Çocuklar Üzerindeki Etkileri
Dr. Bektaş ayrıca, Labubu figürleri gibi hem sevimli hem de grotesk karakterlerin çocuklar üzerindeki etkisine vurgu yaparak, bu tür figürlerin kafa karıştırıcı olabileceğini belirtti. Gelişimsel olarak savunmasız olan çocuklar, bu figürlerin sevimli ama korkutucu görünümleri nedeniyle kaygı ve duygusal karmaşa yaşayabilirler. Çocukların duygusal gelişimi sırasında, 'iyi' ve 'kötü' imajlarının net bir şekilde ayrılması gerekmektedir. Ancak sosyal medyada bu figürlerin sürekli olarak idealize edilmesi, çocuklar ve gençler üzerinde maddi başarı ve değerler konusunda baskı oluşturarak daha diepe sosyoekonomik sorunlar doğurabilir.

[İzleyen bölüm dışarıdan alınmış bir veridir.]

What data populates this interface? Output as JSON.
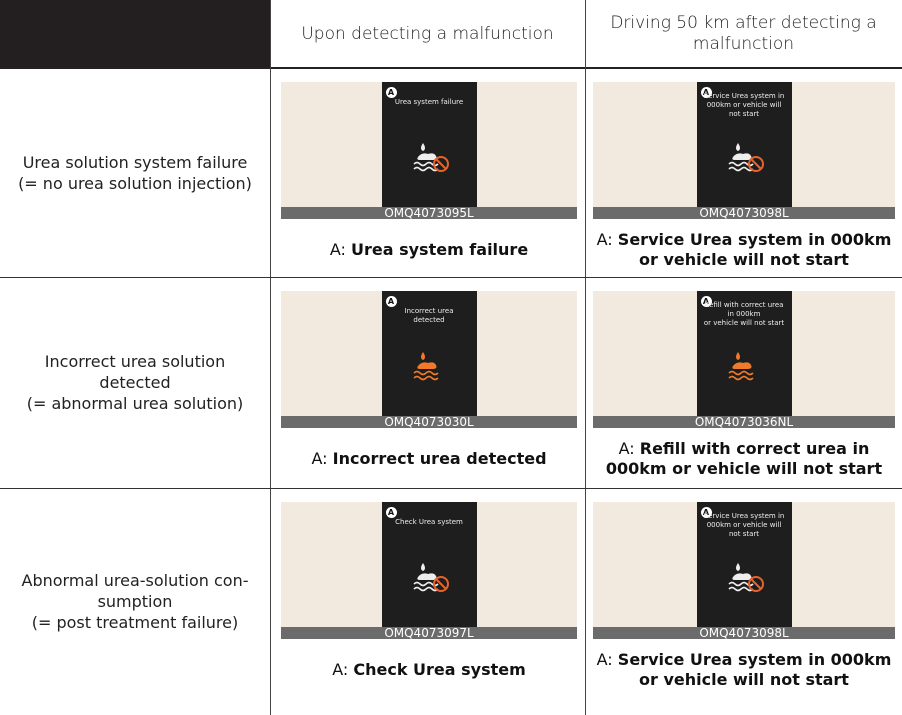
{
  "header": {
    "columns": [
      "Upon detecting a malfunction",
      "Driving 50 km after detecting a malfunction"
    ]
  },
  "rows": [
    {
      "label": [
        "Urea solution system failure",
        "(= no urea solution injection)"
      ],
      "cells": [
        {
          "badge": "A",
          "screen": [
            "Urea system failure"
          ],
          "code": "OMQ4073095L",
          "prefix": "A:",
          "caption": [
            "Urea system failure"
          ]
        },
        {
          "badge": "A",
          "screen": [
            "Service Urea system in",
            "000km or vehicle will",
            "not start"
          ],
          "code": "OMQ4073098L",
          "prefix": "A:",
          "caption": [
            "Service Urea system in 000km",
            "or vehicle will not start"
          ]
        }
      ]
    },
    {
      "label": [
        "Incorrect urea solution",
        "detected",
        "(= abnormal urea solution)"
      ],
      "cells": [
        {
          "badge": "A",
          "screen": [
            "Incorrect urea",
            "detected"
          ],
          "code": "OMQ4073030L",
          "prefix": "A:",
          "caption": [
            "Incorrect urea detected"
          ]
        },
        {
          "badge": "A",
          "screen": [
            "Refill with correct urea",
            "in 000km",
            "or vehicle will not start"
          ],
          "code": "OMQ4073036NL",
          "prefix": "A:",
          "caption": [
            "Refill with correct urea in",
            "000km or vehicle will not start"
          ]
        }
      ]
    },
    {
      "label": [
        "Abnormal urea-solution con-",
        "sumption",
        "(= post treatment failure)"
      ],
      "cells": [
        {
          "badge": "A",
          "screen": [
            "Check Urea system"
          ],
          "code": "OMQ4073097L",
          "prefix": "A:",
          "caption": [
            "Check Urea system"
          ]
        },
        {
          "badge": "A",
          "screen": [
            "Service Urea system in",
            "000km or vehicle will",
            "not start"
          ],
          "code": "OMQ4073098L",
          "prefix": "A:",
          "caption": [
            "Service Urea system in 000km",
            "or vehicle will not start"
          ]
        }
      ]
    }
  ]
}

Psikolojik Destek Gereksinimi
Dr. Bektaş, Labubu figürlerinin ve benzeri objelere karşı duyulan aşırı ilginin, her zaman bir psikiyatrik hastalık belirtisi olmadığını ancak bireyin bu figürlere olan bağlılığının işlevselliğini etkileyip etkilemediğini değerlendirmek adına dikkat edilmesi gerektiğini vurguladı. Sosyal ilişkiler ile işlevselliği zarar gören bireyler, mutlaka profesyonel destek almalıdır. Özellikle bağımlılık belirtileri gösteren bireyler için psikiyatri ve psikoterapi süreçleri çok yönlü bir yaklaşım sunabilir.
Dijital Detoks ve Alternatif Hazzın Önemi
Son olarak, sosyal medyanın olumsuz etkilerinden korunmak adına alınabilecek önlemler üzerinde duran Dr. Bektaş, sosyal medya kullanımının sınırlandırılması ve dijital detoks süreçlerinin desteklenmesi gerektiğine işaret etti. Bunun yanında sanat, spor, doğa ve sosyal ilişkiler gibi alternatif haz kaynaklarını keşfetmenin bireylerin psikolojik açıdan sağlıklı bir yaşam sürmelerine katkıda bulunabileceğini belirtti. Bektaş, Labubu figürleri gibi popüler kültür nesnelerinin yalnızca bir trend değil, bireyin içsel dünyasındaki derin psikolojik süreçlerin bir yansıması olabileceğini ifade etti.